Jóvenes diputados

La labor de un diputado está muy devaluada en nuestro país, quizá por la falta de calidad humana, profesional, intelectual, social y política de quienes cobran como tales, y un claro ejemplo lo vemos en el hecho de que hoy en día la mal llamada “clase política” está conformada por verdaderos improvisados, patanes, ladrones, sinvergüenzas, mas todo lo que usted desee agregar, sin menospreciar a los que tienen carrera política.
Veamos.
No se niega el hecho de que es bueno que como diputado esté un representante de la sociedad, pero somos de la idea de que para ejercer cualquier función dentro del tejido social hay que tener la preparación necesaria.
Bajo ese contexto, el que receta debe tener estudios de medicina, el que arregla automóviles, estudios de mecánico, el que escribe, estudios de literatura, periodismo o comunicación, y el que se dedica a ejercer como diputado, debería tener preparación de administración pública, ciencias políticas, derecho y otras cosas más.
Pero no. Tenemos a una Carmen Salinas que su único mérito es ser apadrinada por Televisa y nada de estudios, criterio o tacto político, o a un Cuauhtémoc Blanco que fue un gran goleador… y nada más.
Y en el estado de Tamaulipas, vemos a cada espécimen que, por el hecho de haber sido oposición ya le dan una “chamba” de más de 70 mil al mes, por levantar el dedo y seguir el juego a quien manda.
O a los que, amparados en sus deshonestidades han hecho una carrera política y la verdad, asquean con su forma grotesca de llevar las cosas y de pensar, si es que se puede llamar a eso.

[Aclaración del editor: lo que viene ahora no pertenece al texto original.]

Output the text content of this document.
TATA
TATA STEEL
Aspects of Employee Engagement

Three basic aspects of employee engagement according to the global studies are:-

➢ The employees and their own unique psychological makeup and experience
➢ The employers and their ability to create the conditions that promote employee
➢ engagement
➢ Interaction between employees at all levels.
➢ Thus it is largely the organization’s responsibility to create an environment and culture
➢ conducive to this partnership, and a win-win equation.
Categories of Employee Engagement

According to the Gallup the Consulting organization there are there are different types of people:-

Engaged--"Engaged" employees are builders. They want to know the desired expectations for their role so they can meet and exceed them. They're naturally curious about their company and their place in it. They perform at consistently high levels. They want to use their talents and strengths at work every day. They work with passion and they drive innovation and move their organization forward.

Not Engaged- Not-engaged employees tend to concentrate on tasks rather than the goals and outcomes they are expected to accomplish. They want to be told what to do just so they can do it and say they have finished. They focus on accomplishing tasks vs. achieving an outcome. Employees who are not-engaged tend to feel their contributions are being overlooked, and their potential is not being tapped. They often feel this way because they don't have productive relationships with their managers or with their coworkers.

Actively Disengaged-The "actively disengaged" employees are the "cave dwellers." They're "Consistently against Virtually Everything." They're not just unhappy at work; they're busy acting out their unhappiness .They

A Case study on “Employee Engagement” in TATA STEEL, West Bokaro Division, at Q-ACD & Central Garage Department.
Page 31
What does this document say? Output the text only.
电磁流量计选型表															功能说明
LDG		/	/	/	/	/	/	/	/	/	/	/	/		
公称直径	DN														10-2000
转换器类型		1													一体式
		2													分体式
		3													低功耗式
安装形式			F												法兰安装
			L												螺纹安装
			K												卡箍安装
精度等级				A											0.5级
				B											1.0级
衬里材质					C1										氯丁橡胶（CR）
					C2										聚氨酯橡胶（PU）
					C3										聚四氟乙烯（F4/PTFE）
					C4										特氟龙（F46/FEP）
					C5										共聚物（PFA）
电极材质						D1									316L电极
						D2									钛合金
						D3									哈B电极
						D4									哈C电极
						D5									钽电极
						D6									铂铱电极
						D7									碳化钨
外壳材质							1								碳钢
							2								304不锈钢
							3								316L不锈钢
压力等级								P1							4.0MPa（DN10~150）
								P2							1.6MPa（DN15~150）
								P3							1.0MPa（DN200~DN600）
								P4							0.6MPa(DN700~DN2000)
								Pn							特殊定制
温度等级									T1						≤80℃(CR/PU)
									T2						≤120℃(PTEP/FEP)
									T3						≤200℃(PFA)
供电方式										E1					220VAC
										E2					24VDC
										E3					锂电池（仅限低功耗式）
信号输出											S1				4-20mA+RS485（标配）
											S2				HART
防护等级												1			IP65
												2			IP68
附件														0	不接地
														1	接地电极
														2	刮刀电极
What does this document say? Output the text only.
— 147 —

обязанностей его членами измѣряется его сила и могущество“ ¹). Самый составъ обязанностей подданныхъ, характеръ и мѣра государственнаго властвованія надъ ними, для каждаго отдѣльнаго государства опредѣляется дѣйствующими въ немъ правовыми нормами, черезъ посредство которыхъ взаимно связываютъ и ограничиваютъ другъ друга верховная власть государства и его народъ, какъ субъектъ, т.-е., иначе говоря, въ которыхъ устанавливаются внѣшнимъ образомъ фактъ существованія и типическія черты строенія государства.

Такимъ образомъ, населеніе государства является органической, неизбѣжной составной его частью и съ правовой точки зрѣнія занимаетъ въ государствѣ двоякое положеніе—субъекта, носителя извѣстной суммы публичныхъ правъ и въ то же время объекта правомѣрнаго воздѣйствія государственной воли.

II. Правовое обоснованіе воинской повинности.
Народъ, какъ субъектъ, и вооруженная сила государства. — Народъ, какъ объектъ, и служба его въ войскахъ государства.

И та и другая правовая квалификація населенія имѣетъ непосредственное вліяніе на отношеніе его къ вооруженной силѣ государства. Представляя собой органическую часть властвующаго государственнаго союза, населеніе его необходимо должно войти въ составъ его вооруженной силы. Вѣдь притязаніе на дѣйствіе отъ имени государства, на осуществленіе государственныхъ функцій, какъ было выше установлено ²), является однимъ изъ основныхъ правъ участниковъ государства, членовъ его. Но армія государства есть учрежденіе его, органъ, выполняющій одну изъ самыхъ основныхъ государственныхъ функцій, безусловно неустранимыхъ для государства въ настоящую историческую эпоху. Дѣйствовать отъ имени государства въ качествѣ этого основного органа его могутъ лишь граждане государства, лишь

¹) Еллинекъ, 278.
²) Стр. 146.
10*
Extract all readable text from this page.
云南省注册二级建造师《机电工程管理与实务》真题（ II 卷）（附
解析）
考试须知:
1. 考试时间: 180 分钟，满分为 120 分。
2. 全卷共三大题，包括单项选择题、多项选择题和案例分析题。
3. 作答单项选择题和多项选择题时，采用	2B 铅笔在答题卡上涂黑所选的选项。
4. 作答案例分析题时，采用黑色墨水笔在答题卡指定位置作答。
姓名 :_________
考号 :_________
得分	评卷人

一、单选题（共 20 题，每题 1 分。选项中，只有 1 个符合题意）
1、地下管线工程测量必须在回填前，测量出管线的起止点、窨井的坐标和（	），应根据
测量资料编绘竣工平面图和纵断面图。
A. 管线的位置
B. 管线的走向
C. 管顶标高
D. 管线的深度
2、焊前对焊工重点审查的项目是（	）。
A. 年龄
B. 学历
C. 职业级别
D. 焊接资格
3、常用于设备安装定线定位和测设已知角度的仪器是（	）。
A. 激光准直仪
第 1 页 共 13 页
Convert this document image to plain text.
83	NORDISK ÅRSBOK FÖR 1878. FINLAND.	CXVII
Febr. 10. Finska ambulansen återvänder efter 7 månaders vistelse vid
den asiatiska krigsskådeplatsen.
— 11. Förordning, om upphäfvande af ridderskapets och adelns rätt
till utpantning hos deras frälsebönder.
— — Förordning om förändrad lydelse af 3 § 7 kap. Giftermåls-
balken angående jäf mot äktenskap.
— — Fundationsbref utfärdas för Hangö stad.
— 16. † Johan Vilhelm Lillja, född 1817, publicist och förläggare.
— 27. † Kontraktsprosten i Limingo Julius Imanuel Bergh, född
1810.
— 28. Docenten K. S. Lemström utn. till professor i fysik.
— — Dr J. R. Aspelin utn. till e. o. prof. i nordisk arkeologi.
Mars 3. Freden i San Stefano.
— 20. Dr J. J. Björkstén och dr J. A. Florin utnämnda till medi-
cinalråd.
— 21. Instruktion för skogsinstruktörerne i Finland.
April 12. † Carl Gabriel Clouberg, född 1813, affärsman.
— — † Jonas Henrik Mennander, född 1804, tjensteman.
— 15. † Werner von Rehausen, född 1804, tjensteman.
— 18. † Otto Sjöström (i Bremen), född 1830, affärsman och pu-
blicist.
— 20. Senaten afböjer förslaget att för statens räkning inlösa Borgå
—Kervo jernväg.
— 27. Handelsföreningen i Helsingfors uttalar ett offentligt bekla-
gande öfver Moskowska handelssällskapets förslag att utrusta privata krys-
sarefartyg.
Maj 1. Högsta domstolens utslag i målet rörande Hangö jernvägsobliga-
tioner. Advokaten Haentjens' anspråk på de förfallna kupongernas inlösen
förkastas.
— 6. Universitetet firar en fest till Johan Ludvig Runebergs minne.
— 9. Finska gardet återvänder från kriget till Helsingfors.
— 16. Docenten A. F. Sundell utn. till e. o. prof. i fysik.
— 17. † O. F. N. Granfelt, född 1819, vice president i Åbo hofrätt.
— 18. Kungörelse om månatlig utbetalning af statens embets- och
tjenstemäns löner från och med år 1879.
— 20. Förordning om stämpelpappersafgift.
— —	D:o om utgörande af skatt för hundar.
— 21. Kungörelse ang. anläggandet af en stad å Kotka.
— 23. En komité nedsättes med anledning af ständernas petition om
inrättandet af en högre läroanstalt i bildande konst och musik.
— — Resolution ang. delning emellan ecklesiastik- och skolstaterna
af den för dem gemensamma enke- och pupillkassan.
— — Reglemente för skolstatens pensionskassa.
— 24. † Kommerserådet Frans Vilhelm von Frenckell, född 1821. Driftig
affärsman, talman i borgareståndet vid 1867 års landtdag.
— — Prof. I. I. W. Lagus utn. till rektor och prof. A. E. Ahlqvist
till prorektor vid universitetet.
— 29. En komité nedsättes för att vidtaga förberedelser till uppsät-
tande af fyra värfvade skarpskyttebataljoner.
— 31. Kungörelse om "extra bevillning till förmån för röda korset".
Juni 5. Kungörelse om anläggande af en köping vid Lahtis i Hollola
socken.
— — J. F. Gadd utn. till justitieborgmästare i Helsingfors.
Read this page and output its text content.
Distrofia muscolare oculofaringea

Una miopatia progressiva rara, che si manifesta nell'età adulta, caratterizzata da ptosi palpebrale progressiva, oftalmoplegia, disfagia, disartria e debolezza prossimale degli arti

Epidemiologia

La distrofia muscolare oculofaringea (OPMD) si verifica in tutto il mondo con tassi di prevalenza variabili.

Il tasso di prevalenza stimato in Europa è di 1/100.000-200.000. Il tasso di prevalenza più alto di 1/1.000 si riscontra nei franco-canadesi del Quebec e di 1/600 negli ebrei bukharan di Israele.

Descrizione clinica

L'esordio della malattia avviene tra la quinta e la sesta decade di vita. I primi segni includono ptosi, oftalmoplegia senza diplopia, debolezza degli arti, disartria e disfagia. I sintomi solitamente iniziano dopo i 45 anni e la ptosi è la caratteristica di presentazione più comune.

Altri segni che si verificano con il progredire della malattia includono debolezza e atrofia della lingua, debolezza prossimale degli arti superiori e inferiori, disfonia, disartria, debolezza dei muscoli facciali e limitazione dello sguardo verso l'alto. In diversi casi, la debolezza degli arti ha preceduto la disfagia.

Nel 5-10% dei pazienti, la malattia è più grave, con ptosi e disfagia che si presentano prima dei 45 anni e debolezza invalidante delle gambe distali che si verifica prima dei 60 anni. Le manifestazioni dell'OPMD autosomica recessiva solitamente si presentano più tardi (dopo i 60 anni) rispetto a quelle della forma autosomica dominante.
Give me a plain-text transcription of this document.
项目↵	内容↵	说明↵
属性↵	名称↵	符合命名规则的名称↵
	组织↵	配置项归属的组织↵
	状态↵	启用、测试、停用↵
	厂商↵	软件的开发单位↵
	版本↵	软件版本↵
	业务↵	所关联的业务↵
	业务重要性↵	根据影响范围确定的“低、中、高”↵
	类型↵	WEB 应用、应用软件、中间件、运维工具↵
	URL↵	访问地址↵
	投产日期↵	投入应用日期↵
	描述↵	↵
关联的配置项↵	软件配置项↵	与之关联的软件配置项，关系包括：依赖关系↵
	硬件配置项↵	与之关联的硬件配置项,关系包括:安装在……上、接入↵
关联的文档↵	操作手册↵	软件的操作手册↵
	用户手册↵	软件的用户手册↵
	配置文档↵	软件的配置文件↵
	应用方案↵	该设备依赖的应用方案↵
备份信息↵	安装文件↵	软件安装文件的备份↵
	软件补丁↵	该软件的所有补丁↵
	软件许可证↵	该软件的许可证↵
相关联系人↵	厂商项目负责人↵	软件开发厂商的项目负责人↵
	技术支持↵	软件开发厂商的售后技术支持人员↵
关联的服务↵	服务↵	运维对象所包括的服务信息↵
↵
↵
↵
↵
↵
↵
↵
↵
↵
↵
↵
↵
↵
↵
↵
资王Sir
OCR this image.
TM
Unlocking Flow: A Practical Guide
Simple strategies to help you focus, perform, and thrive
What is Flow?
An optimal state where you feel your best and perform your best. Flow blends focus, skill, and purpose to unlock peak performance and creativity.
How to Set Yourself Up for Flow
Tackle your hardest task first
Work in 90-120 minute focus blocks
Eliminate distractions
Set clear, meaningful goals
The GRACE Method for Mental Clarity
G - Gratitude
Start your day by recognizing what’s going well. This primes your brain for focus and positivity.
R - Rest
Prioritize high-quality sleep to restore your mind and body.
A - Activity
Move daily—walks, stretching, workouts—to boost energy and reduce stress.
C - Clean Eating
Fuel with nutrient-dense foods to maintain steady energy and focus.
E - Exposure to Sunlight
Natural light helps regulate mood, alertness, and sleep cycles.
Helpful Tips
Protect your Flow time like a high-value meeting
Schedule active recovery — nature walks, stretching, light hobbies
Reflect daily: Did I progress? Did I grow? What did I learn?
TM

Sin embargo, se hace un esfuerzo y recientemente el Congreso local abriuó las puertas a estudiantes de la Secundaria Técnica número 1, para que fungieran como legisladores, en una sesión académica, y en la que se presentaron y aprobaron iniciativas, obviamente, preparadas por sus profesores.
Hubiera sido lindo que los dejaran hablar y opinar sobre lo que es su realidad, y que les permitieran tomar acuerdos. Pero el ejercicio es bueno, porque los chicos se han dado cuenta de cual es la mecánica para legislar, o al menos, para estar en una sesión legislativa.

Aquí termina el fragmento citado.